Filip Berquet

Onze K-ambassadeurs zijn onze helden! Enthousiast nemen ze de bezoekers op sleeptouw met hun verhalen. Tijdens de werken ontvangen we geen publiek, en kunnen ze even niet gidsen, maar ze kunnen het niet laten. Ze stellen heel graag hun favoriete museumobject aan ons voor. Vandaag geven we het woord aan Filip Berquet.

“Ik blijf graag stilstaan bij ‘het kleinste kamertje’ en de waterput. Vroeger kwamen we elke week dit museum bezoeken met de kinderen van Home Mathilde Schroyens die in Koksijde op zeeklassen kwamen. Er zijn veel blikvangers in dit museum, maar ééntje die er uitspringt is wel het 'kleinste kamertje'.

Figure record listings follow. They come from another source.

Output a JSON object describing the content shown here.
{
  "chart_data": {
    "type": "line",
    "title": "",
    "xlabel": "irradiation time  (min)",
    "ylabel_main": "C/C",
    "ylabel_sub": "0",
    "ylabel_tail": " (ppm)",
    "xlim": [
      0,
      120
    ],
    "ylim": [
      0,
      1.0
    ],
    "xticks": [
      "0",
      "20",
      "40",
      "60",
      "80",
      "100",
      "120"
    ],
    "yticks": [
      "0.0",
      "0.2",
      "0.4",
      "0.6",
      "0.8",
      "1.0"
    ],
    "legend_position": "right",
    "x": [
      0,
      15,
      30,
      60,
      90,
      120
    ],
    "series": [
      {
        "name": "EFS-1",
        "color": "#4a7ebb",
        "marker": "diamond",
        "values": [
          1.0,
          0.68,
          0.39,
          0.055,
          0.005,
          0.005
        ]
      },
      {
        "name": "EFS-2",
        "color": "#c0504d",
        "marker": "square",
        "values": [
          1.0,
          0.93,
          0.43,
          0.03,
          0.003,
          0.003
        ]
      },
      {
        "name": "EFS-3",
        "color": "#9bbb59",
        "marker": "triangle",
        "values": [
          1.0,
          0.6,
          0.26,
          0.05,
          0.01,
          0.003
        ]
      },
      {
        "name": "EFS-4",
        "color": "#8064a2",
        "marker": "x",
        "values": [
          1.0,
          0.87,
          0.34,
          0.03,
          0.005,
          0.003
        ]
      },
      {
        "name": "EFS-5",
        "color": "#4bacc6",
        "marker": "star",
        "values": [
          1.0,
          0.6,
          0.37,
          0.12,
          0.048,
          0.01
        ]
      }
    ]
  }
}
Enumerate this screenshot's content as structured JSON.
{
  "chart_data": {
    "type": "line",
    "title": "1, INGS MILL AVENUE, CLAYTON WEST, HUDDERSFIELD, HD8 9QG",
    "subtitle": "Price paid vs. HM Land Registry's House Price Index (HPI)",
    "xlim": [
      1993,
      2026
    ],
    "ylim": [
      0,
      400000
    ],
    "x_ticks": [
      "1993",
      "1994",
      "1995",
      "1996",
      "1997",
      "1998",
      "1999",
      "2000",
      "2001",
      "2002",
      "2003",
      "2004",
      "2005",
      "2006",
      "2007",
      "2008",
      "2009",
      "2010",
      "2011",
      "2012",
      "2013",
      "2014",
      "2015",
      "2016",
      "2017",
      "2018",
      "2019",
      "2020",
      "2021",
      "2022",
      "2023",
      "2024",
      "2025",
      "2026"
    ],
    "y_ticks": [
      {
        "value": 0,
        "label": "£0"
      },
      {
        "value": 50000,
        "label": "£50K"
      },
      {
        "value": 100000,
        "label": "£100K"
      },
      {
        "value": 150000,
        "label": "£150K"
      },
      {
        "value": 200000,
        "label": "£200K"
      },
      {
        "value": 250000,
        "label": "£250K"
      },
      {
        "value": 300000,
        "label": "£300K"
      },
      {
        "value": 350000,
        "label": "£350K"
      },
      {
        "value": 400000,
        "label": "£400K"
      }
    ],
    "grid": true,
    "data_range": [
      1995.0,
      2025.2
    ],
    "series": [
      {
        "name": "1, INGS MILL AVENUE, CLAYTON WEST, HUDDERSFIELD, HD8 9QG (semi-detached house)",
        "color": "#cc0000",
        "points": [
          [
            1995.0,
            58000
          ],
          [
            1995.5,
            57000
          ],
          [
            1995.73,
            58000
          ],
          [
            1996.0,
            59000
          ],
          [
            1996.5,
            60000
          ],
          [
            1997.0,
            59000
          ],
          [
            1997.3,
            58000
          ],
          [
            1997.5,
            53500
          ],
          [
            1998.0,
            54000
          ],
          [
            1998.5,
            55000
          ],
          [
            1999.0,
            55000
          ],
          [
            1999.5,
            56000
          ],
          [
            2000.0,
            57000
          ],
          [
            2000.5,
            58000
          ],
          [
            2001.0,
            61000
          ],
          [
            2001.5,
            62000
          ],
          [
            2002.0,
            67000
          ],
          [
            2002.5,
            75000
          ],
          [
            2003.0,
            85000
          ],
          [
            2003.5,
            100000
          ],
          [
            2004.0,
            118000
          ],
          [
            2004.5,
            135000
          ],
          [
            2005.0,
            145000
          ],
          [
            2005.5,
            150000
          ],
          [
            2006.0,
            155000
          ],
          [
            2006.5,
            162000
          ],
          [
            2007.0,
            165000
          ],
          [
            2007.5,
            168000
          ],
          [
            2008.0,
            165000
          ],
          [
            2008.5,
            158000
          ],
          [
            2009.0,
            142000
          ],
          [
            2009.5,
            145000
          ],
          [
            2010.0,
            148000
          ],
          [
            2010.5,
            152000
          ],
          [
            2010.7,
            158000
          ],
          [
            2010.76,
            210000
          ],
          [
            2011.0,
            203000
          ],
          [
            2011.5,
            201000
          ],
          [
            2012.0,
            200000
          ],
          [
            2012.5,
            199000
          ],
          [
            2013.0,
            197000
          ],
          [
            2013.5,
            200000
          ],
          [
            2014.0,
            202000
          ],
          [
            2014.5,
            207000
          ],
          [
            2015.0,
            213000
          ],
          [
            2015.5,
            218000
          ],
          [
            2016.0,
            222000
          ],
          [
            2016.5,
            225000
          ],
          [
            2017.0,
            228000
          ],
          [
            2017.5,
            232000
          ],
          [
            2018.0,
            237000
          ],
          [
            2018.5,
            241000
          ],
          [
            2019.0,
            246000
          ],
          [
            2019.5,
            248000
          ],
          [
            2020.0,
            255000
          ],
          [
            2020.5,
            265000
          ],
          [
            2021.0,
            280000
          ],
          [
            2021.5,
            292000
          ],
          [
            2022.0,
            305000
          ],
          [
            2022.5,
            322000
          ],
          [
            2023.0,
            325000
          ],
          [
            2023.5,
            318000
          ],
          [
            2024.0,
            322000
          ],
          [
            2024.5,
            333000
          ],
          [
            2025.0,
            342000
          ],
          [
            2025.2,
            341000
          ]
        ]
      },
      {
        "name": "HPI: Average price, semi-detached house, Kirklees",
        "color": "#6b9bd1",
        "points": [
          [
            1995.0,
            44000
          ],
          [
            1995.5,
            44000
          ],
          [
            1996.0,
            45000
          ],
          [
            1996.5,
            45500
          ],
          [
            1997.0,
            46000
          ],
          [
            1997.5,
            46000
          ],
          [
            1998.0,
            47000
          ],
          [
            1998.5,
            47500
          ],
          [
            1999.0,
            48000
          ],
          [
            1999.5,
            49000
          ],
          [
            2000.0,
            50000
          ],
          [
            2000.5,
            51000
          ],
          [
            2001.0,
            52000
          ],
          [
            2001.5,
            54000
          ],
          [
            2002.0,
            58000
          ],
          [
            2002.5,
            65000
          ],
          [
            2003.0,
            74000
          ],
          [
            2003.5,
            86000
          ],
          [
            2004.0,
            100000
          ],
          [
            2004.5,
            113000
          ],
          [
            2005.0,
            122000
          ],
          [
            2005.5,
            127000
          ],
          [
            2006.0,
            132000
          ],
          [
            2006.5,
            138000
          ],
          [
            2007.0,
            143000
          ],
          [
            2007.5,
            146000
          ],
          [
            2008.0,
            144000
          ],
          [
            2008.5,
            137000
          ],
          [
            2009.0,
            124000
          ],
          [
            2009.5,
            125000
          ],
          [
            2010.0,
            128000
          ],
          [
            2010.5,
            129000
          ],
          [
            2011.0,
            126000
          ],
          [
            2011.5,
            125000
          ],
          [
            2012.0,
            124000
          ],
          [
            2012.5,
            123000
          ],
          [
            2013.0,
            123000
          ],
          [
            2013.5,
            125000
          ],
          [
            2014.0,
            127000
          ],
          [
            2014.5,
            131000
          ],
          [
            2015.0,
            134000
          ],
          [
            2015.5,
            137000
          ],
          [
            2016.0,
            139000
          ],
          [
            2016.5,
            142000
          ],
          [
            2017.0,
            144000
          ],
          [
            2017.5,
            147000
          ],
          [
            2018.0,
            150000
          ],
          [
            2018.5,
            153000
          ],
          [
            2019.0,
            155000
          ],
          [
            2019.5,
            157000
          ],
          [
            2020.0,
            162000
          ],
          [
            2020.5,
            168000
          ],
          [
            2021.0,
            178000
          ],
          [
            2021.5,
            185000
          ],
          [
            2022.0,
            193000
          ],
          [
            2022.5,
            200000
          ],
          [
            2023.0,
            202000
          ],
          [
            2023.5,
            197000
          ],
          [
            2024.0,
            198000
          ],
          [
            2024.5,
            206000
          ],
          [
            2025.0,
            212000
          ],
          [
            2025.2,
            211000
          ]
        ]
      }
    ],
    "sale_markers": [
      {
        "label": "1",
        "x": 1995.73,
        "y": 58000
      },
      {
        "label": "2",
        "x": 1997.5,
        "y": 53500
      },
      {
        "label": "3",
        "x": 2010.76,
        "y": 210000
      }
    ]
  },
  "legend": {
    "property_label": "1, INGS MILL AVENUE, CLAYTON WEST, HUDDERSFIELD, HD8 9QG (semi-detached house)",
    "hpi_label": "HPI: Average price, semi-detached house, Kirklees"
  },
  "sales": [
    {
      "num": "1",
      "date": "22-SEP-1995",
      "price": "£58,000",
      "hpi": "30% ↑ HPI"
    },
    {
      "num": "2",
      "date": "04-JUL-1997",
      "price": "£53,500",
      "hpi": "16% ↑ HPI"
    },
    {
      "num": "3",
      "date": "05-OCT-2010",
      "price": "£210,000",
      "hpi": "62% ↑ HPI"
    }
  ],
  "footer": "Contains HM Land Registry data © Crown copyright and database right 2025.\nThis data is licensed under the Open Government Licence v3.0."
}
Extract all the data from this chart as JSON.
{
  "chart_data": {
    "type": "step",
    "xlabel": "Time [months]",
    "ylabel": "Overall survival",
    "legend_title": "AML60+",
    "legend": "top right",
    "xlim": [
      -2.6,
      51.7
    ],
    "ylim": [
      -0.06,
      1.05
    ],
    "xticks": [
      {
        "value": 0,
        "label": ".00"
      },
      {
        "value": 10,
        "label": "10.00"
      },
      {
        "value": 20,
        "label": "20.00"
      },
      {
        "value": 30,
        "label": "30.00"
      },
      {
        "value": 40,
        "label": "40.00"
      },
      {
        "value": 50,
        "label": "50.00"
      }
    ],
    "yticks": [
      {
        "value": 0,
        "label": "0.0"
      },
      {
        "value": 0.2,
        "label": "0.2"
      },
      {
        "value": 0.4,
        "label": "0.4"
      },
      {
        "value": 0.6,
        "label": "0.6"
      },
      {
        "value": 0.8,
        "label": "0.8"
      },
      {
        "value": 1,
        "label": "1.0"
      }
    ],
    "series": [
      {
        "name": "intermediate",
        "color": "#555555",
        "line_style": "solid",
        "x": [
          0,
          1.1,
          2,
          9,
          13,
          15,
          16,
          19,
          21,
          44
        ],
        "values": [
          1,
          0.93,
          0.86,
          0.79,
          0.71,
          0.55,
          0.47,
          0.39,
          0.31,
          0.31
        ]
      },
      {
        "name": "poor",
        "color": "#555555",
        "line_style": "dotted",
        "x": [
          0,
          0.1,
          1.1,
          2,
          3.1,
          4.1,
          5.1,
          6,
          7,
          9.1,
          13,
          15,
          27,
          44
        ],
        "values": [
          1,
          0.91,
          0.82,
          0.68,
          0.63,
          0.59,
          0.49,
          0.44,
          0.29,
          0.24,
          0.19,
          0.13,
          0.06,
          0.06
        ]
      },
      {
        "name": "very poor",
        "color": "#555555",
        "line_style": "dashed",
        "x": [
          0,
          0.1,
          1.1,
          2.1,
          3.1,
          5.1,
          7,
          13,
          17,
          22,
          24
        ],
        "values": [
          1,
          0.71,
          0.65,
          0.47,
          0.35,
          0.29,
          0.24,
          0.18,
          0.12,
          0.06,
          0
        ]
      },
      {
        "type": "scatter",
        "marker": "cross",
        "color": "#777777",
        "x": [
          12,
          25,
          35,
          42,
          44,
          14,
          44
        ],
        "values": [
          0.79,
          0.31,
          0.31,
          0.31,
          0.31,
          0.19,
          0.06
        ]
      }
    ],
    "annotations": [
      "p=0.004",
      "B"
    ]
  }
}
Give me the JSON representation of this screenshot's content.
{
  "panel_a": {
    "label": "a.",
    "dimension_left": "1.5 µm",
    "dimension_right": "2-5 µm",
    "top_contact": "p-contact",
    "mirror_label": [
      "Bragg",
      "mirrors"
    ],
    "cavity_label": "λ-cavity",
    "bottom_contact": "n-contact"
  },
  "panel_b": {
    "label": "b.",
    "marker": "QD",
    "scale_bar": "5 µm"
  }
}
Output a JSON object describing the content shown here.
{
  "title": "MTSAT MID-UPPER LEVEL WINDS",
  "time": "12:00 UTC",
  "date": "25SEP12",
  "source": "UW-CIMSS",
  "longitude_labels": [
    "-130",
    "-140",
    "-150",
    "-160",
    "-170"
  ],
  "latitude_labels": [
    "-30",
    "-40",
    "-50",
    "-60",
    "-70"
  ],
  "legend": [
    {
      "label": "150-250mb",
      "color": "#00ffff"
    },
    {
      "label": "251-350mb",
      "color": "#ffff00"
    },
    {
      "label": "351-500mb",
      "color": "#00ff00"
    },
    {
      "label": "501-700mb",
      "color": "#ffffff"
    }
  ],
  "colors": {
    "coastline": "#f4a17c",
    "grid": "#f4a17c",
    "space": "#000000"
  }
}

De kinderen zijn enorm verwonderd hoe dit kamertje eruit ziet en waar dit was gesitueerd. Het antwoord is buiten en wat van het huis verwijderd. Ze vragen dan spontaan: en wat als ik naar het toilet moet in de nacht? Dan doe je dit in een klein potje dat onder je bed staat is het antwoord! Mooi om die gezichten te zien ….. hun neus  optrekken en je aankijken of ze het horen donderen in Keulen en je hoort ze denken ….. onze gids is ons iets aan het wijsmaken tot je dan het potje van onder het bed haalt! En wanneer ze dan zien waar het toilet staat, de deur opendoen en zien dat het toilet geen mooie pot is zoals wij die nu kennen maar houten planken met een gat erin dan zie je de verwondering. Dan komt nog een andere vraag: waar is het toiletpapier? Dat bestond toen nog niet en je moest je behelpen met netjes gescheurde stukjes krantenpapier.

De waterput is een gelijkaardig verhaal. Was er dan geen stromend water in die huisjes en geen douche en geen warm water? Je moest eerst water warmen op de kachel en daarna kon je je wassen in een teil in de keuken! En op zaterdag werd er een grote kuip gezet in het midden van de keuken Die werd met water gevuld en alle kinderen werden in hetzelfde water gewassen! Je zou die snoetjes eens moeten zien, beelden die je als gids niet vlug vergeet.

Wanneer je dan vraagt, zou je graag in die tijd hebben geleefd? NEEN is dan het antwoord. Eigenlijk hebben we het nu toch nog niet zo slecht!”